Methods We recruited 130 Italian patients with BS consecutively seen at Rheumatology Institute of Lucania (Italy) and 100 ethnically, age and gender matched HC. Demographic and clinical features were retrieved by medical records. Specific primer pairs were designed for TNFα coverage. Genomic DNA isolation, primer-specific PCR amplification and direct sequencing were performed for genotyping our group of patients and controls. In silico analysis was downstream performed using Mutation Surveyor software (SoftGenetics, USA) and NCBI-BlastN on line tool for the query-subject similarity analysis.

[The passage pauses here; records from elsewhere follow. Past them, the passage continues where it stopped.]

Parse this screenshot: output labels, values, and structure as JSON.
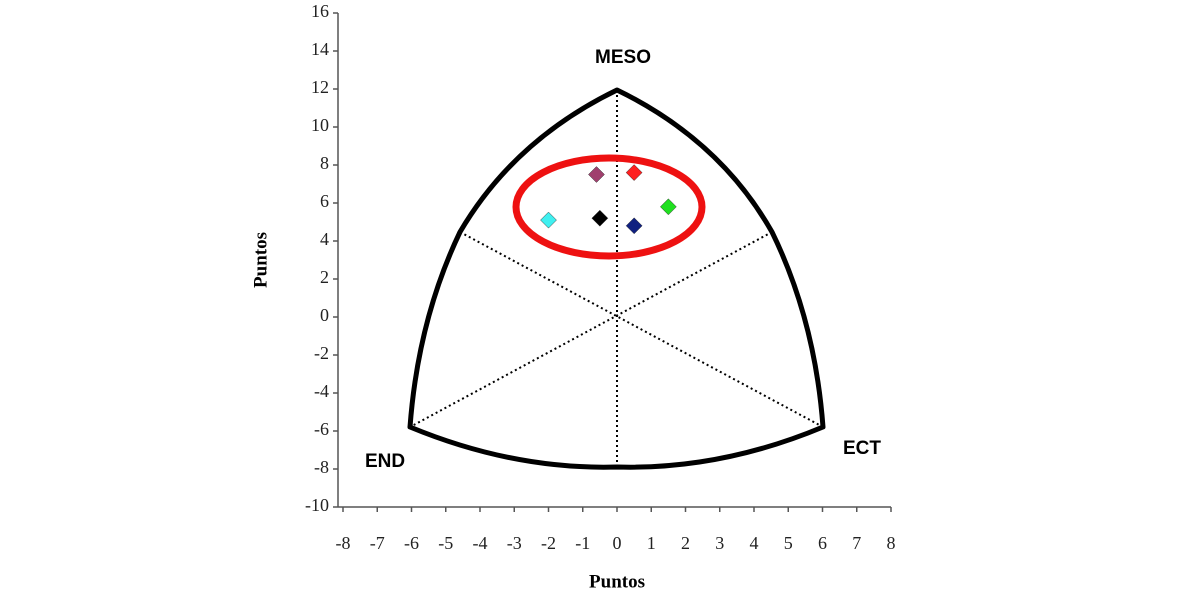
{
  "chart_data": {
    "type": "scatter",
    "xlabel": "Puntos",
    "ylabel": "Puntos",
    "annotations": [
      "MESO",
      "END",
      "ECT"
    ],
    "xlim": [
      -8,
      8
    ],
    "xticks": [
      -8,
      -7,
      -6,
      -5,
      -4,
      -3,
      -2,
      -1,
      0,
      1,
      2,
      3,
      4,
      5,
      6,
      7,
      8
    ],
    "ylim": [
      -10,
      16
    ],
    "yticks": [
      -10,
      -8,
      -6,
      -4,
      -2,
      0,
      2,
      4,
      6,
      8,
      10,
      12,
      14,
      16
    ],
    "series": [
      {
        "color": "#a0406e",
        "x": [
          -0.6
        ],
        "values": [
          7.5
        ]
      },
      {
        "color": "#ff2020",
        "x": [
          0.5
        ],
        "values": [
          7.6
        ]
      },
      {
        "color": "#40f0f0",
        "x": [
          -2.0
        ],
        "values": [
          5.1
        ]
      },
      {
        "color": "#000000",
        "x": [
          -0.5
        ],
        "values": [
          5.2
        ]
      },
      {
        "color": "#102080",
        "x": [
          0.5
        ],
        "values": [
          4.8
        ]
      },
      {
        "color": "#20e020",
        "x": [
          1.5
        ],
        "values": [
          5.8
        ]
      }
    ]
  }
}
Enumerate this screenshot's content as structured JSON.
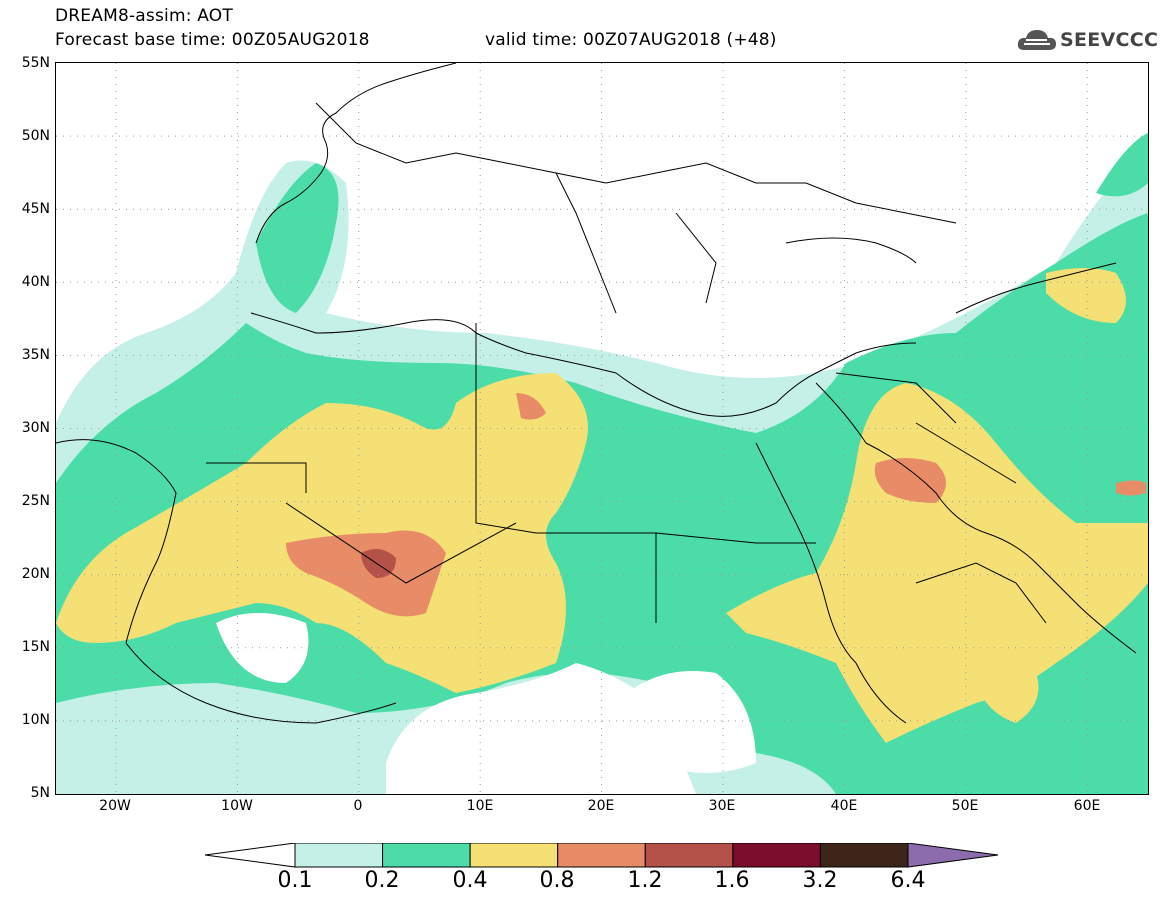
{
  "header": {
    "line1": "DREAM8-assim: AOT",
    "base_time": "Forecast base time: 00Z05AUG2018",
    "valid_time": "valid time: 00Z07AUG2018 (+48)"
  },
  "logo": {
    "text": "SEEVCCC",
    "icon": "cloud-icon"
  },
  "axes": {
    "lat_labels": [
      "55N",
      "50N",
      "45N",
      "40N",
      "35N",
      "30N",
      "25N",
      "20N",
      "15N",
      "10N",
      "5N"
    ],
    "lon_labels": [
      "20W",
      "10W",
      "0",
      "10E",
      "20E",
      "30E",
      "40E",
      "50E",
      "60E"
    ]
  },
  "colorbar": {
    "levels": [
      "0.1",
      "0.2",
      "0.4",
      "0.8",
      "1.2",
      "1.6",
      "3.2",
      "6.4"
    ],
    "colors": [
      "#c4f0e8",
      "#4cdca8",
      "#f4e074",
      "#e88c68",
      "#b4524a",
      "#7c0c2c",
      "#3c2418",
      "#8c6cac"
    ],
    "under_color": "#ffffff"
  },
  "colors": {
    "border": "#000000",
    "grid": "#999999"
  }
}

Results The genotype distribution of BS patients and HC underlined a higher percentage of wild-type GG genotype in BS patients group vs HC (106/130 patients, 81.5% vs 91/100 HC, 91%; p<0.05), while the heterozygous genotype (GA) was identified in 24/130 patients (18.5%) vs 9/100 HC (9%) (p<0.05). GA genotype was significantly associated with the disease (OR=2.29, 95% CI 1.01-5.18). No significant association was recognized between the SNP and the BS clinical manifestations, as well as with disease severity (Krause's index).
Conclusions We found statistically significant higher frequency of TNFα rs1800629 GA genotype in patients than in controls. No significant association was recognized between the polymorphism and the clinical parameters, as well as between the SNP and the disease severity. Our data need to be confirmed in larger cohort of patients and matched controls.